If so, this is a nice training signal for my own neural net, since my view of LLMs is that they are essentially analogy-making machines, and that reasoning is essentially a chain of analogies that ends in a result that aligns somewhat with reality. Or that I'm as crazy as most people seem to think I am.
Honestly I had no idea what to make of the abstract at first so I questioned duck.ai GPT5 mini to try to understand it in my own words, and according to mini, the first paragraph aligns pretty well with the abstract.
The second paragraph is my own opinion, but according to mini, aligns with at least a subset of cognitive theory in the context of problem solving.
I highly recommend asking an LLM to explore this interesting question you've asked. They're all extremely useful for testing assumptions, and the next time I can't sleep I'll probably do so myself.
Personally I haven't had any luck getting an LLM to solve even simple problems, but I suspect I don't know yet how to ask, and it's possible that the people who are building them are still working it out themselves.
How are you defining "problem"?
The last problem like this that I myself asked an LLM to solve was to find tax and base price of items on an invoice given total price and tax rates. I couldn't make sense of the answer, but asking the LLM questions made me realize that I had framed the problem badly, and moreso that I didn't know how to ask. (Though the process also triggered a surprising ability of my own to dredge up and actually apply basic algebra.) I'm sure it's that I'm still learning what and how to ask.
E.g.
[Text copletion driven by compressed training data] exhibit[s] a puzzling inconsistency: [it] solves complex problems yet frequently fail[s] on seemingly simpler ones.
Some problems are better represented by a locus of texts in the training data, allowing more plausible talk to be generated. When the problem is not well represented, it does not help that the problem is simple.
If you train it on nothing but Scientology documents, and then ask about the Buddhist perspective on a situation, you will probably get some nonsense about body thetans, even if the situation is simple.
I definitely agree replacing AI or LLMs with "X driven by compressed training data" starts to make a lot more sense, and a useful shortcut.
To give a concrete example, say we're generating the next token from the word "queen". Is this the monarch, the bee, the playing card, the drag entertainer? By adding more relevant tokens (honey, worker, hive, beeswax) we steer the token generation to the place in the "word cloud" where our next token is more likely to exist.
I don't see LLMs as "lossy compression" of text. To me that implies retrieval, and Transformers are a prediction device, not a retrieval device. If one needs retrieval then use a database.
I like to frame it as a theater-script cycling through the LLM. The "reasoning" difference is just changing the style so that each character has film noir monologues. The underlying process hasn't really changes, and the monologues text isn't fundamentally different from dialogue or stage-direction... but more data still means more guidance for each improv-cycle.

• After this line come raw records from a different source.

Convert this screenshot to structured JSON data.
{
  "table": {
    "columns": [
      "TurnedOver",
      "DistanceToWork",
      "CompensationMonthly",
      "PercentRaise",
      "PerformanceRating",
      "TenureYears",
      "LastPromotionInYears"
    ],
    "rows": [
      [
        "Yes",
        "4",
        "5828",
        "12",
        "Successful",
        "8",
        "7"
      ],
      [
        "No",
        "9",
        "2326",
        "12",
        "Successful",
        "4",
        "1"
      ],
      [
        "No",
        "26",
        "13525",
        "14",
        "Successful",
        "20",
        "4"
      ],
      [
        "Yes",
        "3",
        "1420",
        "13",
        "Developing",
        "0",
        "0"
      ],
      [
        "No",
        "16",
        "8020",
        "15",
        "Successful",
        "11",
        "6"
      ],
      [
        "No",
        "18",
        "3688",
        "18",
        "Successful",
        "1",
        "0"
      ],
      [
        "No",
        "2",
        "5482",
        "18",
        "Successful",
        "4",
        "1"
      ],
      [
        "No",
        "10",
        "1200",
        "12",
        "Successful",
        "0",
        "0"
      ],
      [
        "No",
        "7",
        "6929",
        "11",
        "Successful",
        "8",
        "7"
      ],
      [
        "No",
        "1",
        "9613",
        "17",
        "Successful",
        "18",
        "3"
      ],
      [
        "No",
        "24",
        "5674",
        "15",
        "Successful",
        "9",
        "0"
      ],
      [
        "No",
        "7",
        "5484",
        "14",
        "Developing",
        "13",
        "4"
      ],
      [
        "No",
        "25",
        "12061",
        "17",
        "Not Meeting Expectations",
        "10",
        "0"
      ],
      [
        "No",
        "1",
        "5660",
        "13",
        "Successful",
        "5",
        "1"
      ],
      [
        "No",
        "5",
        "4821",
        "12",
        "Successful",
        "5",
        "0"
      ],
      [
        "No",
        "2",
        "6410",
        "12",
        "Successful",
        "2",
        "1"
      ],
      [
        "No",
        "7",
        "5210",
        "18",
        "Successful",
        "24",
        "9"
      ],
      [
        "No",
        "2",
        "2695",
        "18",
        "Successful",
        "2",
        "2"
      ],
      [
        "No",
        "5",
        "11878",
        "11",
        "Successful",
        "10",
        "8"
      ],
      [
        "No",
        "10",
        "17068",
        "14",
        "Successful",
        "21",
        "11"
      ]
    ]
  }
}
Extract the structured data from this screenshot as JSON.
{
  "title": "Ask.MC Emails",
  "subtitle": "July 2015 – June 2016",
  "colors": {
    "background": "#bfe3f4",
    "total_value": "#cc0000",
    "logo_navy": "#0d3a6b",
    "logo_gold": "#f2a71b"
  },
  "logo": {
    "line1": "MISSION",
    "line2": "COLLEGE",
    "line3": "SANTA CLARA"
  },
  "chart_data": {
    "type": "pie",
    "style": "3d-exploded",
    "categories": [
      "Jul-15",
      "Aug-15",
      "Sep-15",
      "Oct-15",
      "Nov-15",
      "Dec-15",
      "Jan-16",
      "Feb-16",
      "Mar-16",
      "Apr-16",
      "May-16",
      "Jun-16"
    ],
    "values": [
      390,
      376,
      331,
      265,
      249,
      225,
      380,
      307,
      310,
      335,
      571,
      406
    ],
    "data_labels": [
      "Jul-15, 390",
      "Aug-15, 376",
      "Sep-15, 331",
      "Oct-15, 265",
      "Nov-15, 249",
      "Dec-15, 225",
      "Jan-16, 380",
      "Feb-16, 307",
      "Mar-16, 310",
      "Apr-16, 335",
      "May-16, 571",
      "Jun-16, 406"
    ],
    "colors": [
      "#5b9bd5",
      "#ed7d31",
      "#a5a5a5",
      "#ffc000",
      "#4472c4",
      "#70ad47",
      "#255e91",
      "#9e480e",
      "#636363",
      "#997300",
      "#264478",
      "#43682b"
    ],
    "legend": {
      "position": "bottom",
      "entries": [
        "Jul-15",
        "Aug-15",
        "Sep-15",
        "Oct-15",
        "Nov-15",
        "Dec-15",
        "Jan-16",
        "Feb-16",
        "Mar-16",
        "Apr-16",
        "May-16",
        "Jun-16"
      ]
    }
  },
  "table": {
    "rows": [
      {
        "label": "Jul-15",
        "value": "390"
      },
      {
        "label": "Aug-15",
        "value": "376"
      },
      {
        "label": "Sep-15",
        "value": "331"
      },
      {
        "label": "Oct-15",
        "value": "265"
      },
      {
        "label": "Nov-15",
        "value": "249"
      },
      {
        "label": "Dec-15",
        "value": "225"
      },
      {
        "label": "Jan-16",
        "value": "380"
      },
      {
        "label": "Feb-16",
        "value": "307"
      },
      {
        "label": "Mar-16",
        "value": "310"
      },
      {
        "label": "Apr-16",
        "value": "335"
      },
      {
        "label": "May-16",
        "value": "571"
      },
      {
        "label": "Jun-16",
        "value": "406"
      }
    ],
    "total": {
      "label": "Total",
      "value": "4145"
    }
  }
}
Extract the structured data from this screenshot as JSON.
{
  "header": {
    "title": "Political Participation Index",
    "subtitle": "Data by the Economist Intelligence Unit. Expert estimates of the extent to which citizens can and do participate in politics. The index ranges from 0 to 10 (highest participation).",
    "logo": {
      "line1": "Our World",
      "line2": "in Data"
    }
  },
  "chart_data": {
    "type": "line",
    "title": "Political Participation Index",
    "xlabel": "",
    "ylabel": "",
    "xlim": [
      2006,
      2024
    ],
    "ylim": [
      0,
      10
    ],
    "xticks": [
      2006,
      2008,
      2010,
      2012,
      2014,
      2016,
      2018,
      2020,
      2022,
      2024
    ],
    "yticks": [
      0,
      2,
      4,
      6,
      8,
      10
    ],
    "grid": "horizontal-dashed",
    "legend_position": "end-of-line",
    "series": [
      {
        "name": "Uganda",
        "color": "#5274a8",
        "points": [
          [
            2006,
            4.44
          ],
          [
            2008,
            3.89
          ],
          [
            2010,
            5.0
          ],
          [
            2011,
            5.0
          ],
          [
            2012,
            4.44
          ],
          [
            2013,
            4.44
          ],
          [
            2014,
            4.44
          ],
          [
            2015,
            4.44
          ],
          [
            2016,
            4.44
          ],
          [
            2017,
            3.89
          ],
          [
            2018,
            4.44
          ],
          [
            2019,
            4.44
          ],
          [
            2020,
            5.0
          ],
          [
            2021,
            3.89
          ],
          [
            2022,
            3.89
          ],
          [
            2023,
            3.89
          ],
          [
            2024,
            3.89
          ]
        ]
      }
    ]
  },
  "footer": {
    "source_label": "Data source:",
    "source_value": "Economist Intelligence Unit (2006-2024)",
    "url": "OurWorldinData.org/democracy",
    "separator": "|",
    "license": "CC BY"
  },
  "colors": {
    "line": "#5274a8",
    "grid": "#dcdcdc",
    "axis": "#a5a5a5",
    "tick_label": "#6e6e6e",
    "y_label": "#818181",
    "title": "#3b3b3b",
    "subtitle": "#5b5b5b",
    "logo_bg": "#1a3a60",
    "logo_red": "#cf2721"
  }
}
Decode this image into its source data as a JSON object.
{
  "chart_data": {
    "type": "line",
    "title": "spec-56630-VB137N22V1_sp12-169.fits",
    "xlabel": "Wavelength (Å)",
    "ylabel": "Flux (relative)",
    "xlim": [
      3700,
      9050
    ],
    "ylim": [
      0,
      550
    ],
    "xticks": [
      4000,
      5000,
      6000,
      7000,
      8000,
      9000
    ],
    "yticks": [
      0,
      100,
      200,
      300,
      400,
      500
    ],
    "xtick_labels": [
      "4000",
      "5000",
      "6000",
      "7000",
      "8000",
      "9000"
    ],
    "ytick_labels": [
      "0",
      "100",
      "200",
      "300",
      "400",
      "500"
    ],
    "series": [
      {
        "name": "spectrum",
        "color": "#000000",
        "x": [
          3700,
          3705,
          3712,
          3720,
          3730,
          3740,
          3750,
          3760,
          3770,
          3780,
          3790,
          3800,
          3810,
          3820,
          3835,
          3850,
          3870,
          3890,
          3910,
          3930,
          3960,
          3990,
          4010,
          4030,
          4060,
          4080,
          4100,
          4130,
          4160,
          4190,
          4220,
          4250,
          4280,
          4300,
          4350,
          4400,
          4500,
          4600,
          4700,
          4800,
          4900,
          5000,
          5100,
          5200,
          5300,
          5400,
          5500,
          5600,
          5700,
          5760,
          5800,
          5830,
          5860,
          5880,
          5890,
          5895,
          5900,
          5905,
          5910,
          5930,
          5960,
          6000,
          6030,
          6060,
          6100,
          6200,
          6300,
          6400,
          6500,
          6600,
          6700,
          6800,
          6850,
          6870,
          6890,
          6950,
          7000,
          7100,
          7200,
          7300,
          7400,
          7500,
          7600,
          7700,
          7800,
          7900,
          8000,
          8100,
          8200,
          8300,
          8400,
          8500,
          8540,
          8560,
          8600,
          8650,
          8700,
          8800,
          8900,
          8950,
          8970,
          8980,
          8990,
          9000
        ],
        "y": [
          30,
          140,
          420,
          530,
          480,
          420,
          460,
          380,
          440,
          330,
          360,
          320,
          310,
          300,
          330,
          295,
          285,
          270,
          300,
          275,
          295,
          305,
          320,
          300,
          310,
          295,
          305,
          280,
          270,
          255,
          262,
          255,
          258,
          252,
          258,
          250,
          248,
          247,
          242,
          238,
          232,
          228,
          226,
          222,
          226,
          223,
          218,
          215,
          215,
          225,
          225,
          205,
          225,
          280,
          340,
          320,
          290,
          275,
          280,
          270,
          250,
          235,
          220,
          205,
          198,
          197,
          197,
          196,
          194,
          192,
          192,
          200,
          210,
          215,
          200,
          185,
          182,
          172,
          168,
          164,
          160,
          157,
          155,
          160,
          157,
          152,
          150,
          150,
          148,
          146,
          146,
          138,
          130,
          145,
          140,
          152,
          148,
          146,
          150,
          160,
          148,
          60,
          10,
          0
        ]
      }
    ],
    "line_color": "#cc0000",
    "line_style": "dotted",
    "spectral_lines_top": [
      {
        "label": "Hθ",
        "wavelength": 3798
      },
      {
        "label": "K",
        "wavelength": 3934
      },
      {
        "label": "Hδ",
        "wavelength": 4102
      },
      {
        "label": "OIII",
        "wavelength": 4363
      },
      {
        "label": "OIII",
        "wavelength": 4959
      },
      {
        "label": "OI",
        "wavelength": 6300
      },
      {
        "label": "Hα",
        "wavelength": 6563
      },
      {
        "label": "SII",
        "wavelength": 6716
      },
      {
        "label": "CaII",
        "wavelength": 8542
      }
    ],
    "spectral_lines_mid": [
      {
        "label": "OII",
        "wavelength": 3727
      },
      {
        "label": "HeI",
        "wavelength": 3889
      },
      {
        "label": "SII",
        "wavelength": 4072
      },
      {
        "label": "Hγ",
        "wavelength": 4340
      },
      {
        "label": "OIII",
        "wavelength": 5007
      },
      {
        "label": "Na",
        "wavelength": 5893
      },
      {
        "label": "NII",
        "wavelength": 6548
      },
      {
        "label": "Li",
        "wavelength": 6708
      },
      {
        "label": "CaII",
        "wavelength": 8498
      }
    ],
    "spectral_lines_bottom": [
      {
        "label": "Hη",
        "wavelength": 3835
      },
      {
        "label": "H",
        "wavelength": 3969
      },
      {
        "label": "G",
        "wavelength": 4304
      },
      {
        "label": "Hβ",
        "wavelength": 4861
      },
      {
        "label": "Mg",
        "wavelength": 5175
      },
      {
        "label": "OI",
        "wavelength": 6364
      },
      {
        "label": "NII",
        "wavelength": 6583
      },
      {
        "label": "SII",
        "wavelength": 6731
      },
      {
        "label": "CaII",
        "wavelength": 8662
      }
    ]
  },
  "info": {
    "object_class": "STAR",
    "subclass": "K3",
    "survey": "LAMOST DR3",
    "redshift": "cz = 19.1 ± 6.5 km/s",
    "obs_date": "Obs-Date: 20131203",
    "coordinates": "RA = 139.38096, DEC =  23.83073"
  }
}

> say we're generating the next token from the word "queen". Is this the monarch, the bee, the playing card, the drag entertainer?
I'd like to point out that this scheme can result in things that look better to humans in the end... even when the "clarifying" choice is entirely arbitrary and irrational.
In other words, we should be alert to the difference between "explaining what you were thinking" versus "picking a firm direction so future improv makes nicer rationalizations."
In lossy compression the compression itself is the goal. In prediction, compression is the road that leads to parsimonious models.
The fact that LLMs can abstract concepts and do any amount of out-of-sample reasoning is impressive and interesting, but the null hypothesis for a LLM being "impressive" in any regard is that the data required to answer the question is present in it's training set.
Sure it does. Obviously. All we ever needed was some text completion.
Thanks for your valuable insight.
This isn't what LLMs are, of course, but what some political groups insist they are so they can strengthen copyright law by pointing to LLMs as "theft". It's all very pro-Disney, of course.
So you replace a more useful term with a less useful one?
Is that due to political reasons?
Firstly, Claude's self concept is based around humanity's collective self-concept. (Well, the statistical average of all the self-concepts on the internet.)
So it doesn't have a clear understanding of what LLMs' strengths and weaknesses are, and itself by extension. (Neither do we, from what I gathered. At least, not in a way that's well represented in web scrapes ;)
Secondly, as a programmer I have noticed a similar pattern... stuff that people say is easy turns out to be a pain in the ass, and stuff that they say is impossible turns out to be trivial. (They didn't even try, they just repeated what other people told them was hard, who also didn't try it...)
Fun fact, all those human-sourced estimates were hallucinations too.